I’ll toss out one more explanation for consideration. In cultures with traditional values, everyone was expected to conform to pre-set sexual and gender roles. If you had male genitalia, you were deemed a male, and you were expected to assume male roles. Similarly, biological females were expected to assume female roles. Traditional values made life difficult for the 5% or so of the population that we would now label as gay or transgender, but it worked for the other 95%.

Women were the first to break from this traditional pattern. They insisted upon, and won, the right to choose whether to pursue careers, become stay-at-home moms, or seek a balance of the two. Women enjoyed opportunities they had not had before. But having opportunities entailed making choices, and making choices could induce anxiety. Then came the gay movement. Gays not only enjoyed freedom from scorn and ostracism, their sexual identity came to be regarded as entirely socially acceptable. But, then, adolescents had to decide if they were straight or gay. Then came the transgender movement. Transgenders are now gaining social legitimacy. And now adolescents must to decide how they “identify.” American society has now reached the point of absurdity. Today adolescents must decide if they are cisgender, transgender, non-binary, intersex, genderqueer, gender fluid, gender non-conforming, agender, gender expansive, or gendervoid (to use the taxonomy in this Women’s Health article).
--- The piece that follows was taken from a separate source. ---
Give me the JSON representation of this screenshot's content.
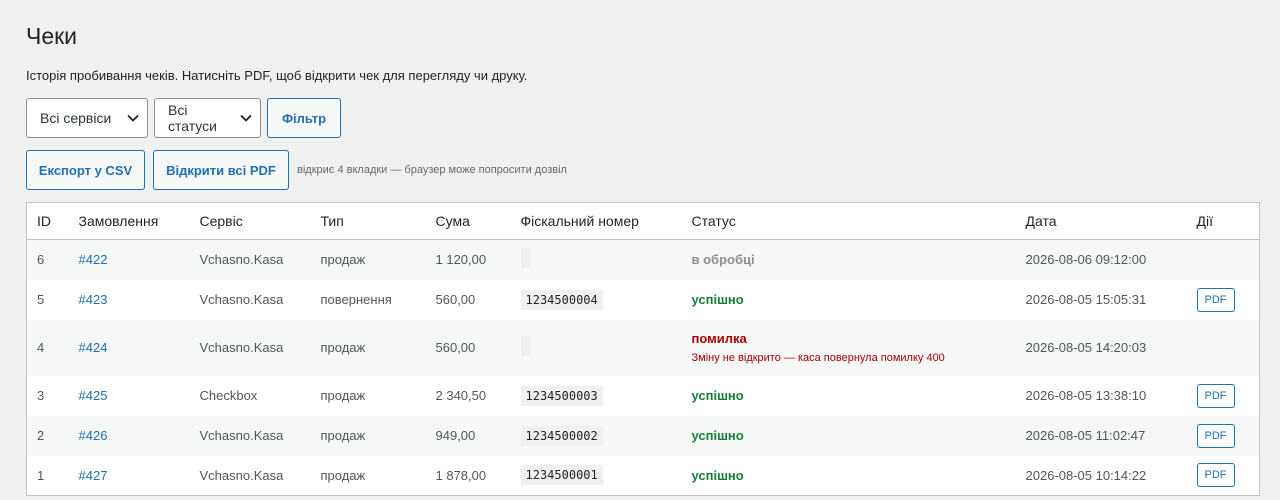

Today, American youth must choose from a bewildering set of identity options. No wonder so many are confused, anxiety-prone and depressed!

If Americans feel their social structure and politics are falling apart, there’s likely an underlying reason: collectively, we are experiencing (to borrow an old-fashioned phrase immortalized by the Rolling Stones in “Nineteenth Nervous Breakdown”) a nervous breakdown. But the breakdowns are not happening to just a few. They’re happening to millions.